State and local officials held a news conference Tuesday afternoon confirming that the 1960 Studebaker unearthed last fall included the remains of Cheryl Miller and Pamella Jackson, both 17-year-olds from nearby Vermillion.
The investigators showed dozens of photographs of well-preserved clothing, a purse and even Miller's driver's license with her smiling photograph.
Attorney General Marty Jackley said classmates who saw the girls before they disappeared and other evidence indicated they had not been drinking. In addition, mechanical tests on the car pointed away from foul play because it was in high gear, he said.

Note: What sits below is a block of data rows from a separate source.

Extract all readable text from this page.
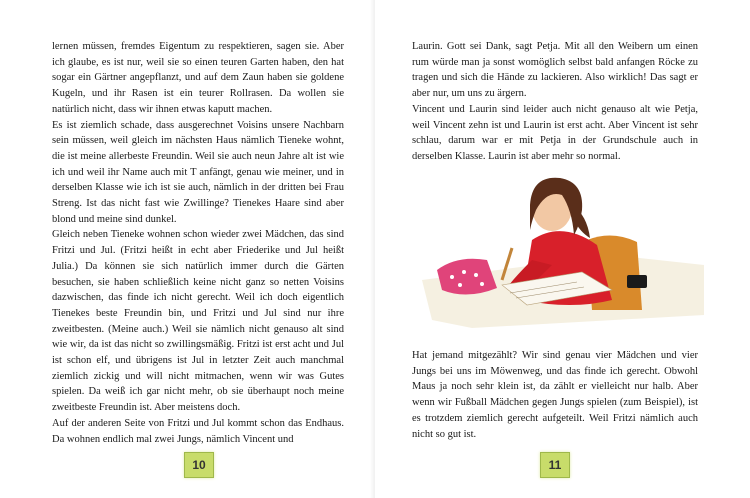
lernen müssen, fremdes Eigentum zu respektieren, sagen sie. Aber ich glaube, es ist nur, weil sie so einen teuren Garten haben, den hat sogar ein Gärtner angepflanzt, und auf dem Zaun haben sie goldene Kugeln, und ihr Rasen ist ein teurer Rollrasen. Da wollen sie natürlich nicht, dass wir ihnen etwas kaputt machen.

Es ist ziemlich schade, dass ausgerechnet Voisins unsere Nachbarn sein müssen, weil gleich im nächsten Haus nämlich Tieneke wohnt, die ist meine allerbeste Freundin. Weil sie auch neun Jahre alt ist wie ich und weil ihr Name auch mit T anfängt, genau wie meiner, und in derselben Klasse wie ich ist sie auch, nämlich in der dritten bei Frau Streng. Ist das nicht fast wie Zwillinge? Tienekes Haare sind aber blond und meine sind dunkel.

Gleich neben Tieneke wohnen schon wieder zwei Mädchen, das sind Fritzi und Jul. (Fritzi heißt in echt aber Friederike und Jul heißt Julia.) Da können sie sich natürlich immer durch die Gärten besuchen, sie haben schließlich keine nicht ganz so netten Voisins dazwischen, das finde ich nicht gerecht. Weil ich doch eigentlich Tienekes beste Freundin bin, und Fritzi und Jul sind nur ihre zweitbesten. (Meine auch.) Weil sie nämlich nicht genauso alt sind wie wir, da ist das nicht so zwillingsmäßig. Fritzi ist erst acht und Jul ist schon elf, und übrigens ist Jul in letzter Zeit auch manchmal ziemlich zickig und will nicht mitmachen, wenn wir was Gutes spielen. Da weiß ich gar nicht mehr, ob sie überhaupt noch meine zweitbeste Freundin ist. Aber meistens doch.

Auf der anderen Seite von Fritzi und Jul kommt schon das Endhaus. Da wohnen endlich mal zwei Jungs, nämlich Vincent und

10	11

Laurin. Gott sei Dank, sagt Petja. Mit all den Weibern um einen rum würde man ja sonst womöglich selbst bald anfangen Röcke zu tragen und sich die Hände zu lackieren. Also wirklich! Das sagt er aber nur, um uns zu ärgern.

Vincent und Laurin sind leider auch nicht genauso alt wie Petja, weil Vincent zehn ist und Laurin ist erst acht. Aber Vincent ist sehr schlau, darum war er mit Petja in der Grundschule auch in derselben Klasse. Laurin ist aber mehr so normal.

Hat jemand mitgezählt? Wir sind genau vier Mädchen und vier Jungs bei uns im Möwenweg, und das finde ich gerecht. Obwohl Maus ja noch sehr klein ist, da zählt er vielleicht nur halb. Aber wenn wir Fußball Mädchen gegen Jungs spielen (zum Beispiel), ist es trotzdem ziemlich gerecht aufgeteilt. Weil Fritzi nämlich auch nicht so gut ist.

"It's consistent with a car accident," Jackley said.
A fisherman who remembered the 42-year-old case called authorities after noticing one of the car's wheels sticking out of the creek.
The disappearance of the Vermillion High School girls was one of the initial investigations of South Dakota's cold case unit in 2004.
A September 2004 search of a Union County farm turned up apparently unrelated bones, clothing, a purse, photographs, newspaper articles and other items, but not the car.
In a warrant authorizing the search, authorities said that David Lykken, who lived at the farm in 1971 and was a classmate of the girls, might have been involved in the disappearance of Miller and Jackson as well as three other unnamed people. Lykken is in prison serving an unrelated 227-year sentence for rape and kidnapping.
In July 2007, a Union County grand jury indicted Lykken on two counts of premeditated murder, two counts of felony murder and two counts of murder in the disappearance of Miller and Jackson. But state prosecutors dropped all six murder charges after concluding a jailhouse informant apparently lied about Lykken supposedly admitting to causing the deaths.
Union County Sheriff Dan Limoges said Tuesday he had no regrets about the investigation.
"The only unfortunate thing I would add is for the Lykken family, for what they had to go through. But I don't make any apologies for doing our job," he said.
"It's easy to second-guess what could have been done or should have been done," Limoges said. "It just wasn't meant to be until recently."
Family members of the girls attended the news conference but didn't speak.
The girls' remains will be returned to the families for burial.